Le partage de l’Afrique à la conférence de Berlin, la déstructuration et la déstabilisation des Etats africains indépendants, la déculturation, le mépris valeurs tribales et ethniques ne peuvent pas être compris sans cet arrière-fond de l’expansion de l’impérialisme, de sa stratégie capitaliste au service des « individus souverains », membres de grandes familles euro-anglo-américaines.

Cette oeuvre des mondialistes a contribué à la désacralisation des pouvoirs politiques traditionnels en remplaçant les véritables chefs des terres par des « kapita médaillés » au service de l’empire, à la création de plusieurs partis politiques et à l’explosion du marionnettisme et du larbinisme.

Transformer l’impossible en possible

En Afrique en général et au Kongo-Kinshasa en particulier, les figures de la résistance à ce mondialisme ont été tués et/ou assassinés[3]. Cela a désorienté plusieurs politiciens et les a poussés à coaliser avec les fondés du pouvoir du Capital en jouant le rôle de ses « petites mains ». Depuis lors, dans plusieurs pays, la politique s’en transformée en « tshididi », en cet art de mentir, de ruser avec les populations à travers une propagande servant à sauvegarder les intérêts de l’empire, à constituer un entre soi, une petite clique d’oligarques prédateurs privilégiant les intérêts individuels.
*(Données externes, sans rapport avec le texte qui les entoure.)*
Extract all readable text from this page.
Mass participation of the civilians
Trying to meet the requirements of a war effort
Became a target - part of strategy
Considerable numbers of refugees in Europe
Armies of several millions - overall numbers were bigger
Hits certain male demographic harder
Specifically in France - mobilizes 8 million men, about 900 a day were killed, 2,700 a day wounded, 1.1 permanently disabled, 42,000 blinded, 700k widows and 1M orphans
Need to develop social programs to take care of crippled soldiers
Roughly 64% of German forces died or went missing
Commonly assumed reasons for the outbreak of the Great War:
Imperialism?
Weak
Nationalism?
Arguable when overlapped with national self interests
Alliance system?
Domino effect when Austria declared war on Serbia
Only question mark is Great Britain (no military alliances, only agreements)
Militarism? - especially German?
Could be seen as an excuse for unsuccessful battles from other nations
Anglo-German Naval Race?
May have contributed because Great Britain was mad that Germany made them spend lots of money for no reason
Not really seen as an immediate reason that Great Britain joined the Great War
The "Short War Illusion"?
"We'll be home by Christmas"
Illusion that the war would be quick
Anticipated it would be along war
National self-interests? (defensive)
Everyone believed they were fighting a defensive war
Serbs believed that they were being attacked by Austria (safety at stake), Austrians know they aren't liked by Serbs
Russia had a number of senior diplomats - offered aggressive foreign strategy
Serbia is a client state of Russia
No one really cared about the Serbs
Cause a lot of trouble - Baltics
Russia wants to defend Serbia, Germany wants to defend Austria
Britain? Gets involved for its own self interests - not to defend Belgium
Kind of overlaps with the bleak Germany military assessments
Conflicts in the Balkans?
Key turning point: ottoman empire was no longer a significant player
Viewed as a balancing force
La tradicratie ouverte est une contribution au devenir souverain des Etats-nations africains et kongolais dans le rejet du mondialisme, dans l’ouverture à l’hybridation (créolisante) et au multilatéralisme polycentrique et polyphonique.

Dans ce contexte, organiser une écoute mutuelle régulière devient quasi impossible. Transformer cet impossible en possible, tel est le défi que lance « la tradicratie ouverte ». Elle n’est pas une théorie idéalisant le passé africain et kongolais. Elle s’adonne à un travail de mémoire, d’une mémoire vivante et vigilante, soucieuse de participer à la constitution d’une conscience historique en sauvant de l’oubli les valeurs promotrices de la vie, du lien responsabilisant et du bien-vivre-individuel et collectif à partir des communautés populaires à la base de nos sociétés.

Elle est une contribution au devenir souverain des Etats-nations africains et kongolais dans le rejet du mondialisme, dans l’ouverture à l’hybridation (créolisante) et au multilatéralisme polycentrique et polyphonique.

 

Babanya Kabudi

[1]  Lire Comment les Britanniques ont inventé George Soros – Réseau International . Cet article inspire une bonne partie de notre texte.

[2] Lire S. ERBS, V. BARBIE et O. LAURENT, Les réseaux soros à la conquête de l’Afrique. Les réseaux d’influence à la conquête du monde, Versailles, VA Editions, 2017. Certains politiciens kongolais ayant battu campagne en 2023 sont cités dans ce livre. Ils feraient partis des réseaux d’influence mondialistes. Plusieurs compatriotes ne le savent pas. Lire aussi P.-A. PPLAQUEVENT Soros et la société ouverte. Métapolitique du globalisme, Paris, Couleurs & racines, 2020.

[3] Lire S. BOUAMAMA, Figures de la révolution africaine. De Kenyatta à Sankara, Paris, La Découverte, 2014.